Dossier : IMM-1942-15

Référence : 2015 CF 1294

[TRADUCTION FRANÇAISE CERTIFIÉE, NON RÉVISÉE]

Ottawa (Ontario), le 19 novembre 2015

En présence de monsieur le juge O’Reilly

ENTRE :

KEFAH ABU OSBA

demandeur

et

LE MINISTRE DE LA CITOYENNETÉ

ET DE L’IMMIGRATION

défendeur

JUGEMENT ET MOTIFS

I.                   Aperçu

[1]               M. Kefah Abu Osba est arrivé au Canada en 2003 avec son épouse et son fils en tant que résident permanent au titre du programme des travailleurs qualifiés (fédéral). La famille est restée au Canada uniquement deux semaines avant de retourner à son domicile en Lybie. M. Osba a principalement vécu en Lybie au cours des années suivantes, quoique sa famille se soit établie au Canada.
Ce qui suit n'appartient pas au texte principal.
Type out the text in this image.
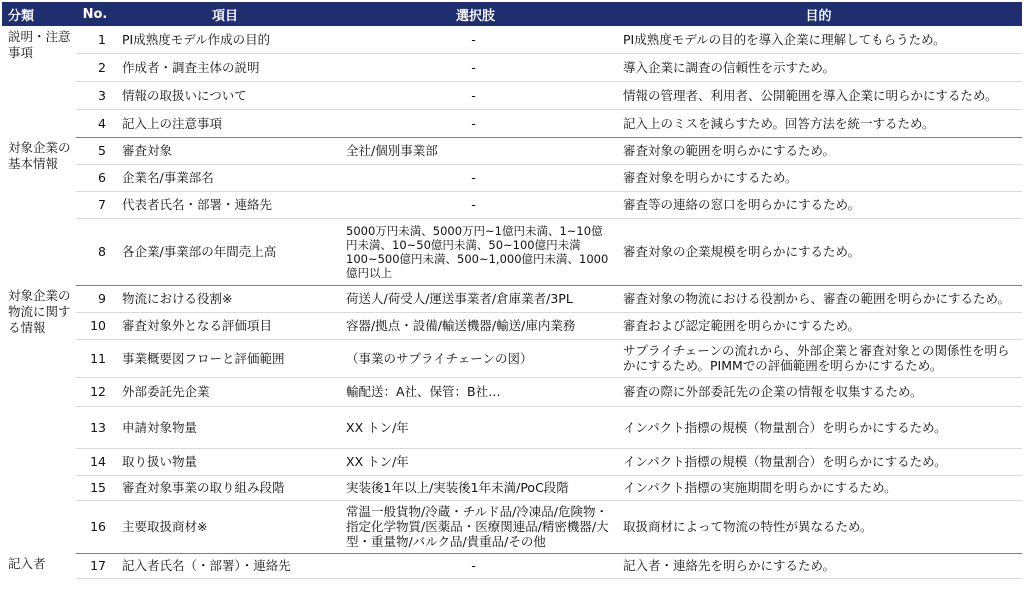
分類	No.	項目	選択肢	目的
説明・注意事項	1	PI成熟度モデル作成の目的	-	PI成熟度モデルの目的を導入企業に理解してもらうため。
	2	作成者・調査主体の説明	-	導入企業に調査の信頼性を示すため。
	3	情報の取扱いについて	-	情報の管理者、利用者、公開範囲を導入企業に明らかにするため。
	4	記入上の注意事項	-	記入上のミスを減らすため。回答方法を統一するため。
対象企業の基本情報	5	審査対象	全社/個別事業部	審査対象の範囲を明らかにするため。
	6	企業名/事業部名	-	審査対象を明らかにするため。
	7	代表者氏名・部署・連絡先	-	審査等の連絡の窓口を明らかにするため。
	8	各企業/事業部の年間売上高	5000万円未満、5000万円~1億円未満、1~10億円未満、10~50億円未満、50~100億円未満100~500億円未満、500~1,000億円未満、1000億円以上	審査対象の企業規模を明らかにするため。
対象企業の物流に関する情報	9	物流における役割※	荷送人/荷受人/運送事業者/倉庫業者/3PL	審査対象の物流における役割から、審査の範囲を明らかにするため。
	10	審査対象外となる評価項目	容器/拠点・設備/輸送機器/輸送/庫内業務	審査および認定範囲を明らかにするため。
	11	事業概要図フローと評価範囲	（事業のサプライチェーンの図）	サプライチェーンの流れから、外部企業と審査対象との関係性を明らかにするため。PIMMでの評価範囲を明らかにするため。
	12	外部委託先企業	輸配送：A社、保管：B社…	審査の際に外部委託先の企業の情報を収集するため。
	13	申請対象物量	XX トン/年	インパクト指標の規模（物量割合）を明らかにするため。
	14	取り扱い物量	XX トン/年	インパクト指標の規模（物量割合）を明らかにするため。
	15	審査対象事業の取り組み段階	実装後1年以上/実装後1年未満/PoC段階	インパクト指標の実施期間を明らかにするため。
	16	主要取扱商材※	常温一般貨物/冷蔵・チルド品/冷凍品/危険物・指定化学物質/医薬品・医療関連品/精密機器/大型・重量物/バルク品/貴重品/その他	取扱商材によって物流の特性が異なるため。
記入者	17	記入者氏名（・部署）・連絡先	-	記入者・連絡先を明らかにするため。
[2]               En 2006, M. Osba a signé un contrat de travail avec une société canadienne, Submersible Consulting and Engineering (SUBCOE), qui l’a embauché pour travailler en Lybie. Aux termes du contrat, il devait travailler seulement 16 heures par semaine, mais le contrat précisait que des fonctions supplémentaires pouvaient lui être attribuées. En 2006, SUBCOE a affecté M. Osba à temps plein auprès de l’un de ses clients, Gunny Oil Field Service (GOS). GOS versait à M. Osba une allocation mensuelle de 3 000 $ et lui fournissait le logement, le transport, l’assurance‑maladie, en plus de payer les frais de scolarité de ses enfants. Cette entente s’est poursuivie jusqu’à octobre 2009, moment auquel M. Osba a commencé à travailler exclusivement pour GOS.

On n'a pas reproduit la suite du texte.